The mobile application showcased by the company at 'Surakshaayanam' — the international workshop on disaster reduction and contingency planning organized by Government of Kerala — can send warning signals to distant places, if a fissure is found on the surface. The solar-powered wireless system can be used as a mobile application and also as a separate equipment in strategic areas. In case of a major disaster, it is often difficult to find out the details of the victims. A QR code developed by the company can include the entire information about the victims and casualties.

Schogini Systems won the fourth place in 'Surakshaayanam'. The stall was evaluated by Dr. Murali Thummarukudy, Chief, Disaster Risk Reduction, United Nations Environment Programme, Geneva, 1219, Switzerland.

Schogini also partnered with Don Dailey, Larry Kaufman and Luke Hooper to implement Komodo 4, a top rated Chess engine.

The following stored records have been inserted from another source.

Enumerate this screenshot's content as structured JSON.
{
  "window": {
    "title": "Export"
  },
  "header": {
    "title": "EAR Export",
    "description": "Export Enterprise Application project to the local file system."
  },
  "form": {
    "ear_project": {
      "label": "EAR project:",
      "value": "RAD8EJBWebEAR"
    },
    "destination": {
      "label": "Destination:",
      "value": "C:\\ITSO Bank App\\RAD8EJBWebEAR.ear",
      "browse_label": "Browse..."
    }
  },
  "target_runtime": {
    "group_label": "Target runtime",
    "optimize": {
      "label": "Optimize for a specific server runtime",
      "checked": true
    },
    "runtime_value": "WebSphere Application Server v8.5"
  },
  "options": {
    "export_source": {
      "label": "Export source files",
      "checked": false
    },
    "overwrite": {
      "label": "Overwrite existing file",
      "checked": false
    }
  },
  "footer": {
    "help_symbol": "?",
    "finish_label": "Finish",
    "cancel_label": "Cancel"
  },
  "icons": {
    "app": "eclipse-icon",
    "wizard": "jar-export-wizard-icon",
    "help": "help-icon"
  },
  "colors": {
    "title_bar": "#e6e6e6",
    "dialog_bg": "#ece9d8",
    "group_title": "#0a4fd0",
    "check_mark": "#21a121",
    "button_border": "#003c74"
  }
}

Schogini Systems has appointed FIDE-ranked chess player Mohammed Salih, who is blind by birth, as their "Brand ambassador – Intelligent Interfaces".

As part of the new strategy, Salih challenged laser game Khet's inventor Luke Hooper for a game, at the Schogini office at Leela Inforpark, on the Technopark campus. Salih lost the match 1-0. Commenting on the game, Luke Hooper said that Salih had put up a brave fight before he lost the game, which lasted more than an hour.